He approached my car and smiled, "Yep, been working on this for 44 years so far. Hope I've got another 40 years so I can finish the job."

I hesitated a beat, not wanting to interrupt him.

"Come on, I'll show you around," he said. And so my friendship with George Ehling began. 

How could I resist the offer of a personal tour by the artist in residence? He showed me his work space: a table where he cut scraps and squares of tile. He also rounds off the bottoms of Coke, wine and Heineken beer bottles for texture and color.

The mosaics are done in intricate patterns, some repetitive, others bursting with color and design. He has built archways throughout the house replicating Roman, Moorish, Byzantine and Renaissance mosaics. In two places he has created the illusion of small mosques. There are statues that resemble saints and madonnas as well.

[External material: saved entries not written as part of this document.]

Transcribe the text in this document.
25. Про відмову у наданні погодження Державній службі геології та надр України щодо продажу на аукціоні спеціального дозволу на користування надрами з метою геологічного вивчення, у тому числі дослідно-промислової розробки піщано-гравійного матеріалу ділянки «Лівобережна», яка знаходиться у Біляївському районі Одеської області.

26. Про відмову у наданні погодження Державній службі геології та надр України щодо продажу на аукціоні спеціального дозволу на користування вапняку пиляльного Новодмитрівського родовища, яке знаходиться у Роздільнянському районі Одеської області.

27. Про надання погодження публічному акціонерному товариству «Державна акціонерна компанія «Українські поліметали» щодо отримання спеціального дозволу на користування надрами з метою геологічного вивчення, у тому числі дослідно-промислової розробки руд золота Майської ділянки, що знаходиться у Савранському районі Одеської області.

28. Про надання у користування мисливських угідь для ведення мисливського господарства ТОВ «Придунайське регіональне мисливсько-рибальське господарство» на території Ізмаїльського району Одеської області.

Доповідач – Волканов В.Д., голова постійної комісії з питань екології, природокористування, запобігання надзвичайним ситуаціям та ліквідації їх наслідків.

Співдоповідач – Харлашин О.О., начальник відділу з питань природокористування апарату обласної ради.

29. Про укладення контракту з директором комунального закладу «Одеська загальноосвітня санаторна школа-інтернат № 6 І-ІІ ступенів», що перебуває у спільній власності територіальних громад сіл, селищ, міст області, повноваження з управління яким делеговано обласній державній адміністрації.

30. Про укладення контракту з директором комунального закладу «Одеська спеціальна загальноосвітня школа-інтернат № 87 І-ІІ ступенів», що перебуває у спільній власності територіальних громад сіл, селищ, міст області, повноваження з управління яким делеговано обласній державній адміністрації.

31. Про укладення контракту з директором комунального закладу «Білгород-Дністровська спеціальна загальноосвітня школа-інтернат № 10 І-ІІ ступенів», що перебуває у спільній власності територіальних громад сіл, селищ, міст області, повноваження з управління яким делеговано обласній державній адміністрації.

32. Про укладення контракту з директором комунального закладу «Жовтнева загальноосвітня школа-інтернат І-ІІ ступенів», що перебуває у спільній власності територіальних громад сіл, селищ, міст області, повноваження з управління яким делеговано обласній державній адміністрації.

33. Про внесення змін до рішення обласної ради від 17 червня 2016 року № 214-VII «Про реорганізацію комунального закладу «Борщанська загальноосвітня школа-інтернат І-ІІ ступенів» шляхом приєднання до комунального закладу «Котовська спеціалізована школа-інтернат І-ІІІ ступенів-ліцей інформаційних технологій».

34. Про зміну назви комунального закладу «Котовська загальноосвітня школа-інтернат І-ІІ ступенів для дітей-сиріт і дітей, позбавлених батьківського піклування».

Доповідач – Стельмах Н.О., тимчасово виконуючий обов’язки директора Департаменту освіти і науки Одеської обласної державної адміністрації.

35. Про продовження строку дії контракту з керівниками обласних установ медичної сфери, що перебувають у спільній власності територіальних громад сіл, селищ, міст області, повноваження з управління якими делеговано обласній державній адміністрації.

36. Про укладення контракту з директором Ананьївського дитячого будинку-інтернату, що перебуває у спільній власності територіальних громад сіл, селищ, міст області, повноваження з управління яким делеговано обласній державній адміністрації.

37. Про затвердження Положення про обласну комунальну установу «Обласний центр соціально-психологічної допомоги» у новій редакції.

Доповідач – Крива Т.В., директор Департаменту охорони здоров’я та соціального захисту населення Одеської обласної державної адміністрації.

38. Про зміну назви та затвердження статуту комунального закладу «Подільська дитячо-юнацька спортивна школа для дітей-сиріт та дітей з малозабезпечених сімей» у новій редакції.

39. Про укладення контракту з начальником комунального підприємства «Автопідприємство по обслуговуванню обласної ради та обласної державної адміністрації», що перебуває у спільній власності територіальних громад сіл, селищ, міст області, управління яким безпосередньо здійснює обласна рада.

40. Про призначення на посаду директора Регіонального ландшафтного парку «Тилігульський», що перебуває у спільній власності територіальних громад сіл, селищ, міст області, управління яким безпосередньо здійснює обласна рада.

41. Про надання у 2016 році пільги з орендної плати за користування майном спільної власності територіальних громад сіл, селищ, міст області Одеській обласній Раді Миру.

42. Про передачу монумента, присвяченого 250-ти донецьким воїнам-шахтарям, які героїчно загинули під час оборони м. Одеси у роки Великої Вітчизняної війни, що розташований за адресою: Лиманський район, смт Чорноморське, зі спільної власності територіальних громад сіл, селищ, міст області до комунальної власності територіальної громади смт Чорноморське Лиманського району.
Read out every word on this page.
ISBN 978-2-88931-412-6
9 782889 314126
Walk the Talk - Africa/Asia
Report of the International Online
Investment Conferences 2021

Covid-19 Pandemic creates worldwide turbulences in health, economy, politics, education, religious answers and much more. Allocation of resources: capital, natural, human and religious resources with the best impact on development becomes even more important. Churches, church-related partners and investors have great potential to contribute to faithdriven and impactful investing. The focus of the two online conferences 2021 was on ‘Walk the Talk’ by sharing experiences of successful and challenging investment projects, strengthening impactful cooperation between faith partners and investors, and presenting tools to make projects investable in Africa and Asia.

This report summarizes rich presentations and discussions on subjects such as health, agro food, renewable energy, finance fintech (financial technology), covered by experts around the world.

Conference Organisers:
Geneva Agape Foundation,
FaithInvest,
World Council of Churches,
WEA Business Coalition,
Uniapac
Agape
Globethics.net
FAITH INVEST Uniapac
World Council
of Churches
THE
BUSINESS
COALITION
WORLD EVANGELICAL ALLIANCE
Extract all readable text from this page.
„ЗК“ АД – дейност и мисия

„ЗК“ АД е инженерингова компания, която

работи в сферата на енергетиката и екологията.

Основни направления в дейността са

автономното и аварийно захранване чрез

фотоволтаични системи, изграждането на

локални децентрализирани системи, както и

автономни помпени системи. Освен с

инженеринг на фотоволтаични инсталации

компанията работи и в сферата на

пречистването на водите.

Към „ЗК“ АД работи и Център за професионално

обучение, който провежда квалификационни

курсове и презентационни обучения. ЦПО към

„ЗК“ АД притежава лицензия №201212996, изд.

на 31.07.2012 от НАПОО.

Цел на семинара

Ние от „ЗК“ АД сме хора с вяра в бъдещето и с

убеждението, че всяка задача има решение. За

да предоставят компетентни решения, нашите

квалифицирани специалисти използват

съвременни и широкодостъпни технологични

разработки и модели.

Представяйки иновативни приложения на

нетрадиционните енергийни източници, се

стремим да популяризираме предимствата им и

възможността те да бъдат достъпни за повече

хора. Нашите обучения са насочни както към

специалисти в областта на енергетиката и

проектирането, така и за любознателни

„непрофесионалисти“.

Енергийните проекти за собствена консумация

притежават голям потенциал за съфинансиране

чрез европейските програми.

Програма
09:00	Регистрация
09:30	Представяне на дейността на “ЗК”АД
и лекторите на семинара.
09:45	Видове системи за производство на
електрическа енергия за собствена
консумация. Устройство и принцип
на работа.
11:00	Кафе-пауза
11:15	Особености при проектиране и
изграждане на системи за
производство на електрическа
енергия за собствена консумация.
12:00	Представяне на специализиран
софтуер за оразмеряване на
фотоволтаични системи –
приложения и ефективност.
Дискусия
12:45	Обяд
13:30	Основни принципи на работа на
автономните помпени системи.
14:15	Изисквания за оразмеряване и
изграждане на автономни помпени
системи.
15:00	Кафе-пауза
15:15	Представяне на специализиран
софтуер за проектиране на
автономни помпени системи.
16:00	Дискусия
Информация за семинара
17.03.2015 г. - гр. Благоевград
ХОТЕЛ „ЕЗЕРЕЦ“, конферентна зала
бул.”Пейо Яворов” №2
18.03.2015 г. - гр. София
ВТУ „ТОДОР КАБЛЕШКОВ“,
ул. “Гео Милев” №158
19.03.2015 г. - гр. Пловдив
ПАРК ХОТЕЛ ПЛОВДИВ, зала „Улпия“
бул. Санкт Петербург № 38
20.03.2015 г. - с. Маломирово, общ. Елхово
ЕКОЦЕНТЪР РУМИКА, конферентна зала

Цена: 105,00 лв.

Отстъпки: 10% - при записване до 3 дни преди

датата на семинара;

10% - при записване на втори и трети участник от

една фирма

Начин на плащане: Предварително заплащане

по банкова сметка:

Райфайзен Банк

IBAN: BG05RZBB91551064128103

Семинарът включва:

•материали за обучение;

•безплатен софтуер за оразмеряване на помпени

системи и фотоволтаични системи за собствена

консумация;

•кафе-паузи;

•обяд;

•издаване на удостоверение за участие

One of his favorite features is an outdoor shower room that he built with the help of a young, aspiring carpenter who many years ago had lived across the street: Harrison Ford (yes, that Harrison Ford).

George would holler across the street, "Hey, kid, come here and help me lift this stone into place!" Harrison would run to assist George in whatever way he could. George jokes, "Can't afford him anymore."

George Ehling is now 84 years old, married to a loving Brazilian woman named Ivenia and a proud father of Otto, a virtuoso pianist who is a music student on scholarship at the University of Las Vegas. Otto played a difficult piece for me one day, showing the same intensity and skill as Gustavo Dudamel does while conducting the Los Angeles Philharmonic.

George bought his house in 1967 and immediately began decorating the interior and exterior with mosaics. Amazing is the fact that he is self-taught and has never had training in this unusual art form. For years he worked as a carpenter at Universal Studios, enabling him use his immense talent off camera.

In his youth, he was a wrestler known as Cowboy Cassidy. Eventually he went to Rome and began acting in sword-and-sandal epics at Cinecitta, Italy's major film studio. This was the period in films known as Hollywood on the Tiber, a marvelous time in the history of movies. George has movie posters and memorabilia along with fantastic antique furniture that he had shipped from Rome.

As you absorb all the details of his past and present, it's easy to become overwhelmed by the energy, talent and recollections of this brilliant man.

I recall seeing an issue of Life magazine in the '50s with a cover photo of a handsome, bronzed, athletic man named Gardner McKay. Life proclaimed him a one-of-a-kind Renaissance man, a multitalented superstar.

I only wish the people from Life had met George Ehling; they would have realized that there were two of them.